Lawyers clash over use of accusers' names at Cosby hearing


NORRISTOWN, Pa. (AP) — A judge admonished lawyers on both sides of Bill Cosby's sexual assault case today after a courtroom shouting match over the defense team's practice of publicizing the names of the women accusing the comedian of sexual assault.

Judge Steven O'Neill of Montgomery County Court denounced the outburst as uncivil.
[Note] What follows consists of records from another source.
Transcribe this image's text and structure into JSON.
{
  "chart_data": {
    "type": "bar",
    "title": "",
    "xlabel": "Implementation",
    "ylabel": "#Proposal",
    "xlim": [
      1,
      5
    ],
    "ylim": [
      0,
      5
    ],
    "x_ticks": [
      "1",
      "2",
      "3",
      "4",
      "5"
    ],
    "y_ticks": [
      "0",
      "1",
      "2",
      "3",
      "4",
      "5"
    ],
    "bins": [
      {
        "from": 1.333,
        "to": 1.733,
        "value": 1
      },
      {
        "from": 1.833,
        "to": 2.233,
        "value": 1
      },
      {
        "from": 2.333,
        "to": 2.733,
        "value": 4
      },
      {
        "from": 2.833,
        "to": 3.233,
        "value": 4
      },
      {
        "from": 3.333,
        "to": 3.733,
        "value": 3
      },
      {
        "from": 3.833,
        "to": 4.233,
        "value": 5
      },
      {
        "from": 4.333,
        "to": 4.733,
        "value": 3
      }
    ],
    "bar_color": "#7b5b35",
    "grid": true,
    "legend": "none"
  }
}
It came at the start of what is expected to be a two-day hearing on whether prosecutors will be allowed to call 13 accusers as trial witnesses, a key part of their strategy to show the 79-year-old Cosby had a decades-long habit of drugging and molesting women.
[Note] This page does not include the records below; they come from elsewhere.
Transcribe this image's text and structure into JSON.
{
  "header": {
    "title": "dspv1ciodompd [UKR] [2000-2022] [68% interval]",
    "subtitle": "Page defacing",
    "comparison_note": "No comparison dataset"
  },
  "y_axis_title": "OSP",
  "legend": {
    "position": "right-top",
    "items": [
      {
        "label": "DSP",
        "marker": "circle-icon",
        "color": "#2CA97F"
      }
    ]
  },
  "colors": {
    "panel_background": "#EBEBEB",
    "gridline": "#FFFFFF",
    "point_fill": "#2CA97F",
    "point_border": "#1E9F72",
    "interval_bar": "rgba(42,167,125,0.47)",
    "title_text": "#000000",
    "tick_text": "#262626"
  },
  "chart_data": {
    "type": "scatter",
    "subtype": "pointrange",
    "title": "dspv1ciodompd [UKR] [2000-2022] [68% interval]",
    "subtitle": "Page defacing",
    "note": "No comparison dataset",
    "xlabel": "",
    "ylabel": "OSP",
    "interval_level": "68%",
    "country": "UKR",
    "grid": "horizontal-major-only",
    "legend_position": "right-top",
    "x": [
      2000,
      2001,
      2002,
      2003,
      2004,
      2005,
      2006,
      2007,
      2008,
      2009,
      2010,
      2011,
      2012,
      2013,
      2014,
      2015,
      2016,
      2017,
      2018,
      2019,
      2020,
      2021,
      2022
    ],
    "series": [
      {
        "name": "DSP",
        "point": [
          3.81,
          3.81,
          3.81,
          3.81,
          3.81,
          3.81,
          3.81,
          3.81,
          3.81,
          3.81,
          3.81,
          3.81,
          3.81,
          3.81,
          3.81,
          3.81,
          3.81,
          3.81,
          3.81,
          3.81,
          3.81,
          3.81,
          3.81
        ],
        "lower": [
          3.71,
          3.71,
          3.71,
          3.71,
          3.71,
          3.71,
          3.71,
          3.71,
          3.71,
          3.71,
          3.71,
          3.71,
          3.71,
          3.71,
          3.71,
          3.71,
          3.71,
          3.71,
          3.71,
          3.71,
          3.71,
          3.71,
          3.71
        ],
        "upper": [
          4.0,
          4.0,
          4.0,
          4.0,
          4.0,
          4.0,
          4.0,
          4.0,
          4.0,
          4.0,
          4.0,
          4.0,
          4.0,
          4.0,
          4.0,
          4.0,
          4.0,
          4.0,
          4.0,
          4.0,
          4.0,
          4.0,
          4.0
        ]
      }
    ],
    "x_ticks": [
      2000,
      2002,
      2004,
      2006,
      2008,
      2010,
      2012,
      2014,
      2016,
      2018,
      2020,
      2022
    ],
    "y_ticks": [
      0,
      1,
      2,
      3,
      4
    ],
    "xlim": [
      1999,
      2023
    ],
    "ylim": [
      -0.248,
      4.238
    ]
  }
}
Cosby's lawyers want the accusers barred from testifying at his trial on charges that he sexually assaulted a woman at his suburban Philadelphia home in 2004. The defense was expected to attack their credibility and relevance as they try to keep them off the witness stand.
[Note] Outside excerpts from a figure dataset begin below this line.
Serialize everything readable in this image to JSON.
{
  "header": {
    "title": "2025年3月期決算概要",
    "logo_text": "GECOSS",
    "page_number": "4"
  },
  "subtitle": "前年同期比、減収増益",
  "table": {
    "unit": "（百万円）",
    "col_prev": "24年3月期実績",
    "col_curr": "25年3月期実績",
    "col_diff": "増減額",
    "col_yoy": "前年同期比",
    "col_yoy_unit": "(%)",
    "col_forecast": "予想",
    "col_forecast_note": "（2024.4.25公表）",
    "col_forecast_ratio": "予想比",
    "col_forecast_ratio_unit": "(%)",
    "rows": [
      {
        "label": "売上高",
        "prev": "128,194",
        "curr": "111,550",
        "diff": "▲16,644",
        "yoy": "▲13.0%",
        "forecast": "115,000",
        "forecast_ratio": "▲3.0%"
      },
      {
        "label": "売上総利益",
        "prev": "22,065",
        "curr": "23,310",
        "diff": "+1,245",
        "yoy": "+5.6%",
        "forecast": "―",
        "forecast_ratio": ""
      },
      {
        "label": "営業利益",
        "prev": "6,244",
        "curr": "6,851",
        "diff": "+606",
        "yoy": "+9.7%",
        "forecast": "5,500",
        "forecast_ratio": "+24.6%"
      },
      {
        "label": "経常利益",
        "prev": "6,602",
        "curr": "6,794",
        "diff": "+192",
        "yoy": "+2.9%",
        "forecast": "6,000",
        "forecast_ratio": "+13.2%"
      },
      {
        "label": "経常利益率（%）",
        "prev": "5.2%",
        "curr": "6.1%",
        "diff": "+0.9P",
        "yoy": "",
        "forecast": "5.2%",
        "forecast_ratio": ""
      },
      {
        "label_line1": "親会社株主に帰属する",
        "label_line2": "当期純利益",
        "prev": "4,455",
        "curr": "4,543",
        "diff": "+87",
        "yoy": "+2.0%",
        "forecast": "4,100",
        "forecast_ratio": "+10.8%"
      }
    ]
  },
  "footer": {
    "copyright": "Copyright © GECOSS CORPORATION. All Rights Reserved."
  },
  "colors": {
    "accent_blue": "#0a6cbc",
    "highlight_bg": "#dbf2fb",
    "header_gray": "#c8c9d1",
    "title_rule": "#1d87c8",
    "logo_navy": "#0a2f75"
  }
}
They encountered an early setback today when Judge O'Neill refused to hear from one of their experts, Elizabeth Loftus, a psychologist who has questioned the reliability of eyewitness and witness memory. The judge said Loftus wouldn't help him decide if the accusers can testify but added she might be allowed to take the stand at Cosby's trial next year.

The high-stakes hearing was testy from the start, as District Attorney Kevin Steele clashed with Cosby lawyer Brian McMonagle over the defense's insistence on identifying accusers by name in public documents and a court hearing.